“Hayat: hem yürünülen yoldur, hem taşınan dağ.” Nuri Pakdil ustamız hayatı böyle yorumluyor. Yürümeyenlerde hayat emaresi olabilir mi?!..
“Sivas İstasyonundaydım, Bitlis’ten dönüyordum, ortalık daha tam ağarmamıştı. Çok garip bir ses gibiydi Anadolu.” Nuri Pakdil usta. ”Çok garip bir ses gibiydi Anadolu” İş bu gariplik acep ne manadadır? Eşelemem gerek.
NURİ PAKDİL: ”İnsana ancak içindeki ses – “Ses” gerçekten “ Ses” se eğer – damgasını vurur.” İçimizin sesini kendimiz mi boğuyoruz? Sicimi nerede ördürdük?
“Sükûnetsizliğin maskesi yok” demişsiniz. Pakdil ustam, hangi kuyulardan çıkıyor bu mücevherler. Yapabilecek miyim? Başarabilecek miyim? Maske tezgâhlar da çok ucuz!..
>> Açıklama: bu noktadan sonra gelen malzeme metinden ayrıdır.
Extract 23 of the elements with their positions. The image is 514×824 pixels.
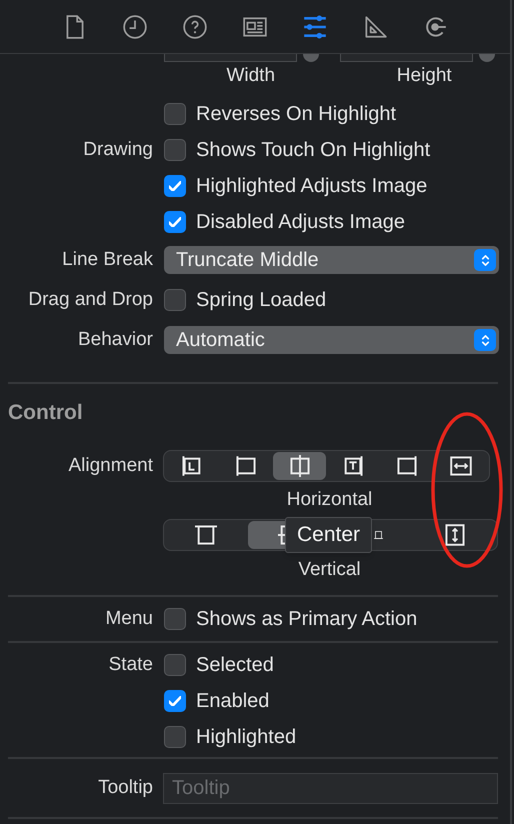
field-caption: Height xyxy=(396,64,453,88)
checkbox-label: Enabled xyxy=(196,689,270,714)
field-label: Tooltip xyxy=(98,776,153,800)
checkbox-label: Highlighted Adjusts Image xyxy=(196,174,428,199)
field-label: Drag and Drop xyxy=(28,288,153,312)
checkbox-label: Spring Loaded xyxy=(196,288,326,313)
tooltip: Center xyxy=(285,517,372,553)
checkbox-label: Highlighted xyxy=(196,725,296,750)
field-label: Menu xyxy=(105,606,153,631)
segment-caption: Vertical xyxy=(298,558,361,580)
checkbox-label: Shows Touch On Highlight xyxy=(196,138,430,163)
checkbox-label: Disabled Adjusts Image xyxy=(196,210,406,235)
field-label: State xyxy=(108,652,153,677)
field-caption: Width xyxy=(225,64,276,88)
checkbox-label: Reverses On Highlight xyxy=(196,102,396,127)
segment-caption: Horizontal xyxy=(286,489,372,510)
checkbox-label: Shows as Primary Action xyxy=(196,607,418,632)
field-label: Drawing xyxy=(83,138,153,162)
section-header: Control xyxy=(8,400,83,426)
checkbox-label: Selected xyxy=(196,653,274,678)
field-label: Line Break xyxy=(62,248,153,272)
field-label: Alignment xyxy=(68,454,153,478)
field-label: Behavior xyxy=(78,328,153,352)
“Bayım siz beni çıldırtmak mı istiyorsunuz?”… çıkan dumanları da toplayıp toplayıp yaktılar. Bu dumanları yakarken de bir duman da çıkmadı mı? Gene de çıktı çıktı çıktı… Kapkara oldu gökyüzleri..” NP. Dumanı hangi ateş yakıyor? Gökyüzünü karartan bizim günahlarımız değil mi? Ahh corona!
“Kol ağızları erimiş gömleklerini ceketlerinin içlerine çekmeye uğraşan onurlu insanların utanışları..” Yazmak bir mucize/ NP… Bayım papyon size çok yakışmış. Resepsiyonda kokteylde misiniz?